7.2 Maatschappelijke Uitvoerbaarheid
7.2.1 Vooroverleg
In artikel 3.1.1. van het Besluit ruimtelijke ordening is het vooroverleg met de besturen van de betrokken wettelijke overlegpartners geregeld. Voorliggend bestemmingsplan betreft een wijzigingsplan op basis van het vigerende bestemmingsplan 'Buitengebied Raalte' dat op 17 oktober 2012 in werking is getreden. De provincie Overijssel heeft inspraak gehad op dit bestemmingsplan. Ook dit wijzigingsplan is overlegd met de provincie Overijssel.

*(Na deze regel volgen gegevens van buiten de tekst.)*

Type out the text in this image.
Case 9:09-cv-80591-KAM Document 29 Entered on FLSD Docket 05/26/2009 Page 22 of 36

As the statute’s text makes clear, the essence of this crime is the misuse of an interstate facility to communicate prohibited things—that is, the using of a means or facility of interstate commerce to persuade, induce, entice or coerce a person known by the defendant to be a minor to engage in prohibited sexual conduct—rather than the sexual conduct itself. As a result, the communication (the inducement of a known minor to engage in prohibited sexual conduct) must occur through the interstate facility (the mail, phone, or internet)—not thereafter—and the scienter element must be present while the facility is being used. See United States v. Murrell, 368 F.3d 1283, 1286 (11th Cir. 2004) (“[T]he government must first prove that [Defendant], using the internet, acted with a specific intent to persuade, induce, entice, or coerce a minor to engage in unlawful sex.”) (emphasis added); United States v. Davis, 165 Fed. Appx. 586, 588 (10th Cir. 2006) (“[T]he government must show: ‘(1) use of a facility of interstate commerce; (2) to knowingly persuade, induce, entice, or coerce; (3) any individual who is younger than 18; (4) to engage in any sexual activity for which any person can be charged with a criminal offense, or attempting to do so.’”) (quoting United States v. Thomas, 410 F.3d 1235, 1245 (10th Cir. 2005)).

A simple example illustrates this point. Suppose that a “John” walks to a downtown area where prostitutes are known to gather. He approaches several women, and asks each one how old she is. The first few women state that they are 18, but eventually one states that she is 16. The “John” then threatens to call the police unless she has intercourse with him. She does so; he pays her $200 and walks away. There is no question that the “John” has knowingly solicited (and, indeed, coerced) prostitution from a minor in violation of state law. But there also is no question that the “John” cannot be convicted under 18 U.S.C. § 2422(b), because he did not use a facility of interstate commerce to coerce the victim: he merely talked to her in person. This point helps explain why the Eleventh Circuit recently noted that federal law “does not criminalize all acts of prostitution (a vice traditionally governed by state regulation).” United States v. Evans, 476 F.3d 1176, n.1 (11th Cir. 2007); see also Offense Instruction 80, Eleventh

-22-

De provincie heeft laten weten geen opmerkingen op het wijzigingsplan te hebben.
7.2.2 Afstemming en zienswijzen
In het kader van de gehele herinrichting van de Noordzuidleiding heeft afstemming plaatsgevonden met de omliggende eigenaren, aanwonenden en belanghebbenden. Deze zijn tijdig benaderd om afspraken te maken over de bereikbaarheid van de stroken en percelen die heringericht gaan worden en om overlast bij de uitvoering te minimaliseren. Het ontwerp projectplan, dat door het Waterschap Groot Salland is opgesteld voor de herinrichting van de Noordzuidleiding, is negen weken ter inzage gelegd. Ingezetenen en belanghebbenden zijn in staat gesteld om gedurende deze periode hun zienswijzen kenbaar te maken.

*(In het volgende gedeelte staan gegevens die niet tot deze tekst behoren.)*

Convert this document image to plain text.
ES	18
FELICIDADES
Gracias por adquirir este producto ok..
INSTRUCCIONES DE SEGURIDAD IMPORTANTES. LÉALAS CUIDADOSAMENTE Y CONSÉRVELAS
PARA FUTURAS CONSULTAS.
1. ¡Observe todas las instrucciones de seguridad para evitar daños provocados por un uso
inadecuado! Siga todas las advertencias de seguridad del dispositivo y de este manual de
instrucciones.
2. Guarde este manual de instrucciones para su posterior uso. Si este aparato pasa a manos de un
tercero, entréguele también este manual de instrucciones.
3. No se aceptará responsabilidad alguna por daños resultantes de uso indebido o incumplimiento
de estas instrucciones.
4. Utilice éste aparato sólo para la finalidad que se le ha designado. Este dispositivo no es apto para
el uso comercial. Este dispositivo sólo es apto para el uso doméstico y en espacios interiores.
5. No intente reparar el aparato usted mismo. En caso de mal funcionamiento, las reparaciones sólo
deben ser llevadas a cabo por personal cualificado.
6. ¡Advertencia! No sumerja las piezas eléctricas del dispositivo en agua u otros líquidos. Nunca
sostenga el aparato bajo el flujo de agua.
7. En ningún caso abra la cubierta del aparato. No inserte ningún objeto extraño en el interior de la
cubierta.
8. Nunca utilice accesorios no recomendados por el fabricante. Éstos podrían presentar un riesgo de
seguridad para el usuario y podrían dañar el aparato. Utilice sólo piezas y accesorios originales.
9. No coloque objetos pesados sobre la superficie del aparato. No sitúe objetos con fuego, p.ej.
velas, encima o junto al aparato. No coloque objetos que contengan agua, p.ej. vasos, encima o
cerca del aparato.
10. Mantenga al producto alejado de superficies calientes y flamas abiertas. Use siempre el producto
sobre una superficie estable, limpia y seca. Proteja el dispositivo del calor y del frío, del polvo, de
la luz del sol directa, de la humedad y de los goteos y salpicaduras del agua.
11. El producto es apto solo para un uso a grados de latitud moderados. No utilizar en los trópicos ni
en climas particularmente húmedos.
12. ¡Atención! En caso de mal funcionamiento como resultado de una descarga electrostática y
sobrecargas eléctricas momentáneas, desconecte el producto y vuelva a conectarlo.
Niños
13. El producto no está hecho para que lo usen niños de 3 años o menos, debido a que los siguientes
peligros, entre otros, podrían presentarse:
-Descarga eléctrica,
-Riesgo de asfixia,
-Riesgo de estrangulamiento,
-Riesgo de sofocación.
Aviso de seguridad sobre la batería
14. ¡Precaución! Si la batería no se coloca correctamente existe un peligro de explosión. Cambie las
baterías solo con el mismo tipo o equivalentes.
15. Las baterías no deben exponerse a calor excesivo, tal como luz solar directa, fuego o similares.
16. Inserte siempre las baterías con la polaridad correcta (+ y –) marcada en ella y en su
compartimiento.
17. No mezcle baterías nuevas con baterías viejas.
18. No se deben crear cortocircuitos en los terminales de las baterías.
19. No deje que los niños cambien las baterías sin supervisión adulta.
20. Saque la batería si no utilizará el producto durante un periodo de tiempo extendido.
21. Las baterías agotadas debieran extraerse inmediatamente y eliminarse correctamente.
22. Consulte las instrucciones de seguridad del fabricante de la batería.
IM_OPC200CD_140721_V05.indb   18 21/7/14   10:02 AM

Tevens is het ontwerp wijzigingsplan voor zes weken ter inzage gelegd (van 10 oktober tot en met 20 november 2013). Hierbij is de gelegenheid geboden tot het indienen van zienswijzen door een ieder conform afdeling 3.4 van de Algemene wet bestuursrecht. Gedurende deze periode is één zienswijze ingediend bij het college, te weten door de 'N.V. Nederlandse Gasunie'. De Nederlandse Gasunie is belanghebbende. De zienswijze is binnen het termijn ingediend en voorzien van alle benodigde gegevens en is daarmee ontvankelijk. De ingediende zienswijze is weergegeven in de opgestelde zienswijzennota, en van een antwoord voorzien door het college. De zienswijzennota is bijgevoegd in de bijlagen, Bijlage4 Zienswijzennota.
De Nederlandse Gasunie heeft voorafgaand aan de ter inzage legging van het ontwerp wijzigingsplan afspraken gemaakt met het waterschap betreffende de hogedruk hoofdtransportleiding, ter waarborging van de veiligheid. De Nederlanse Gasunie wil deze punten graag terugzien in de regels. Het college heeft in haar zienswijzennota als reactie gegeven dat de in de regels beschreven bestemming 'Leiding - Gas - 2' niet kunnen worden aangepast, aangezien het een wijzigingsplan betreft. Waar mogelijk worden gestelde eisen wel als voorwaarden aan de te verlenen omgevingsvergunning opgenomen.